Unlocking Pixels for Reinforcement Learning via Implicit Attention

There has recently been significant interest in training reinforcement learning (RL) agents in vision-based environments. This poses many challenges, such as high dimensionality and the potential for observational overfitting through spurious correlations. A promising approach to solve both of these problems is an attention bottleneck, which provides a simple and effective framework for learning high performing policies, even in the presence of distractions. However, due to poor scalability of attention architectures, these methods cannot be applied beyond low resolution visual inputs, using large patches (thus small attention matrices). In this paper we make use of new efficient attention algorithms, recently shown to be highly effective for Transformers, and demonstrate that these techniques can be successfully adopted for the RL setting. This allows our attention-based controllers to scale to larger visual inputs, and facilitate the use of smaller patches, even individual pixels, improving generalization. We show this on a range of tasks from the Distracting Control Suite to vision-based quadruped robots locomotion. We provide rigorous theoretical analysis of the proposed algorithm.

Visualization of Implicit Attention for Pixels (IAP): An input RGB(D) is represented as a union of (not necessarily disjoint) patches (in principle even individual pixels). Each patch is projected via learned matrices to obtain key and query matrices. This is followed by a set of (potentially randomized) projections, which in turn is followed by a nonlinear mapping defining attention type. The resulting transformed key and query tensors define an attention matrix which is never explicitly materialized. Instead, transformed query and key tensors are efficiently multiplied with value vector. The output is a score vector in case of IAP-rank while it is an embedding in case of IAP-trans. The algorithm can in principle use a multi-head mechanism, although we do not apply it in our experiments. In the above diagram, same-color lines indicate axis with the same number of dimensions.

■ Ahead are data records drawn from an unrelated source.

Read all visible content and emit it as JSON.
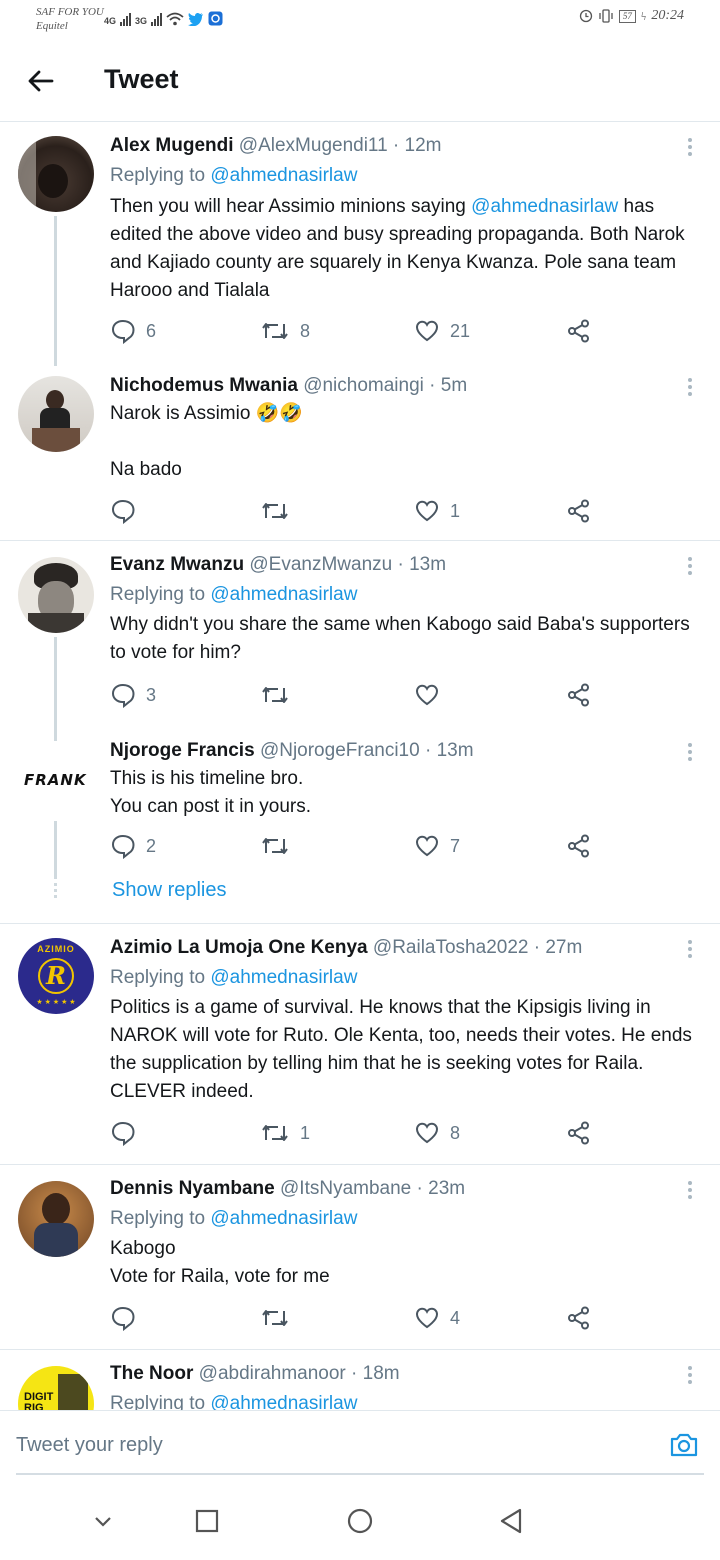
{
  "status_bar": {
    "carrier_line1": "SAF FOR YOU",
    "carrier_line2": "Equitel",
    "net1": "4G",
    "net2": "3G",
    "battery": "57",
    "time": "20:24"
  },
  "header": {
    "title": "Tweet"
  },
  "tweets": [
    {
      "name": "Alex Mugendi",
      "handle": "@AlexMugendi11 · 12m",
      "replying_prefix": "Replying to ",
      "replying_to": "@ahmednasirlaw",
      "body_pre": "Then you will hear Assimio minions saying ",
      "body_mention": "@ahmednasirlaw",
      "body_post": " has edited the above video and busy spreading propaganda. Both Narok and Kajiado county are squarely in Kenya Kwanza. Pole sana team Harooo and Tialala",
      "replies": "6",
      "retweets": "8",
      "likes": "21"
    },
    {
      "name": "Nichodemus Mwania",
      "handle": "@nichomaingi · 5m",
      "body_line1": "Narok is Assimio 🤣🤣",
      "body_line2": "Na bado",
      "replies": "",
      "retweets": "",
      "likes": "1"
    },
    {
      "name": "Evanz Mwanzu",
      "handle": "@EvanzMwanzu · 13m",
      "replying_prefix": "Replying to ",
      "replying_to": "@ahmednasirlaw",
      "body": "Why didn't you share the same when Kabogo said Baba's supporters to vote for him?",
      "replies": "3",
      "retweets": "",
      "likes": ""
    },
    {
      "name": "Njoroge Francis",
      "handle": "@NjorogeFranci10 · 13m",
      "avatar_text": "FRANK",
      "body_line1": "This is his timeline bro.",
      "body_line2": "You can post it in yours.",
      "replies": "2",
      "retweets": "",
      "likes": "7",
      "show_replies": "Show replies"
    },
    {
      "name": "Azimio La Umoja One Kenya",
      "handle": "@RailaTosha2022 · 27m",
      "avatar_text": "AZIMIO",
      "avatar_letter": "R",
      "replying_prefix": "Replying to ",
      "replying_to": "@ahmednasirlaw",
      "body": "Politics is a game of survival. He knows that the Kipsigis living in NAROK will vote for Ruto. Ole Kenta, too, needs their votes. He ends the supplication by telling him that he is seeking votes for Raila. CLEVER indeed.",
      "replies": "",
      "retweets": "1",
      "likes": "8"
    },
    {
      "name": "Dennis Nyambane",
      "handle": "@ItsNyambane · 23m",
      "replying_prefix": "Replying to ",
      "replying_to": "@ahmednasirlaw",
      "body_line1": "Kabogo",
      "body_line2": "Vote for Raila, vote for me",
      "replies": "",
      "retweets": "",
      "likes": "4"
    },
    {
      "name": "The Noor",
      "handle": "@abdirahmanoor · 18m",
      "avatar_text": "DIGIT RIG",
      "replying_prefix": "Replying to ",
      "replying_to": "@ahmednasirlaw"
    }
  ],
  "reply_bar": {
    "placeholder": "Tweet your reply"
  },
  "colors": {
    "accent": "#1b95e0",
    "muted": "#657786",
    "divider": "#e1e8ed"
  },
  "icons": [
    "back-arrow-icon",
    "more-icon",
    "reply-icon",
    "retweet-icon",
    "like-icon",
    "share-icon",
    "camera-icon",
    "nav-back-icon",
    "nav-home-icon",
    "nav-recents-icon",
    "nav-down-icon"
  ]
}
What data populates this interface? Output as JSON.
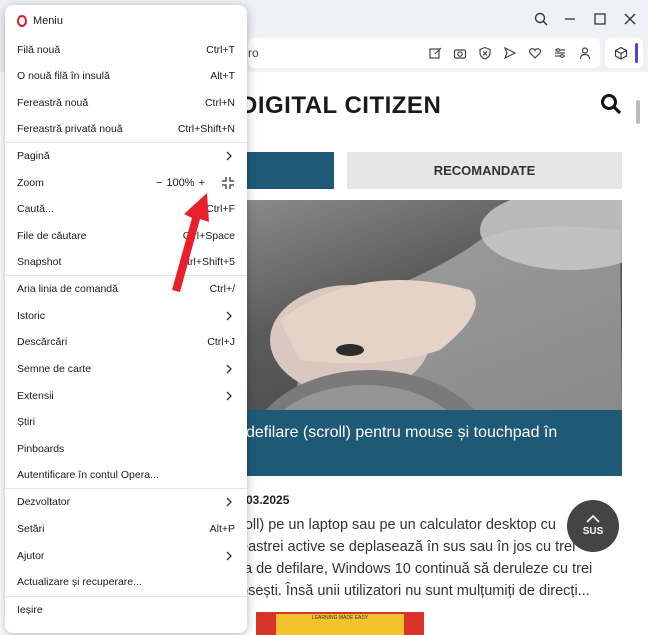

Visualization of locomotion behavior learned with IAP policies

Avoiding obstacles

p1dt_fast.mp4
p16dt_fast.mp4

On the top-left corner of the videos, the input camera image is attached. The red part of the camera image is the area selected by self-attention. In case of patch size 1 (top video), we can see that the policy finely detects the boundaries of the obstacles which helps in navigation. For patch size 16 (bottom video), only a single patch is selected which covers one fourth of the whole camera image. The policy identifies general walking direction but fine-grained visual information is lost.

Uneven Terrains

We test IAP to walk on the following types of randomized uneven terrains:

mpc_ss.mp4

Step-stones: The ground is made of a series of stepstones with gaps in between. The stepstones widths are fixed at 50 cm, the lengths are between [50,80] cm in length, and the gap size between adjacent stones are between [10,20] cm. The robot perceives the ground through 2 depth cameras attached to its body, one on the front and other on the belly facing downwards. The input grey-scale depth images from both cameras are attached on the top-left corner of the video. The red part of the camera images is the area selected by self-attention. Notice that IAP selects areas corresponding to the stepstones while ignoring the gaps. These are the places which are safe to step on.

Based on this selection, the policy picks favorable foot placement location and the MPC based low-level controller adjusts step length to reach desired position. Thus avoiding falling in the gap. An interesting observation about this policy is that the robot consistently uses its front right to cross the gap first.

mpc_stairs.mp4

Stairs: The robot needs to climb up a flight of stairs. The depth of each stair is uniformly randomized in the range [25,33] cm and the height is in the range [16,19] cm. IAP successfully climbs up a flight of stairs by selecting safe horizontal area on the next step.

mpc_poles_new.mp4

Grid: The ground is a grid of small square step-stones of size 15×15 sq. cm. They are separated by [13,17] cm from each other in both x and y directions. At the beginning of each episode, we also randomly rotate entire grid by an angle sampled in [−0.1,0.1] radians. IAP learns to carefully walk on the grid by attending to the stones.

Navigating Indoor Environment

video_gibson.mp4

This navigation environment has realistic visuals from the Gibson dataset. The robot observes the environment with a front depth camera view. The resolution of the camera is 16×16. We set the IAP patch size to be 4. Top 4 patches are selected by self-attention. The robot successfully passes through a narrow gate with the help of vision while navigating the environment. The policy is learned entirely from scratch in an end-to-end manner with ES methods. Both legged locomotion and high-level navigation based on vision-input are learned together. The result of the image attention module is highly interpretable as the selected patches can be visualized to understand how the policy is focusing on obstacles and pathways in the scene.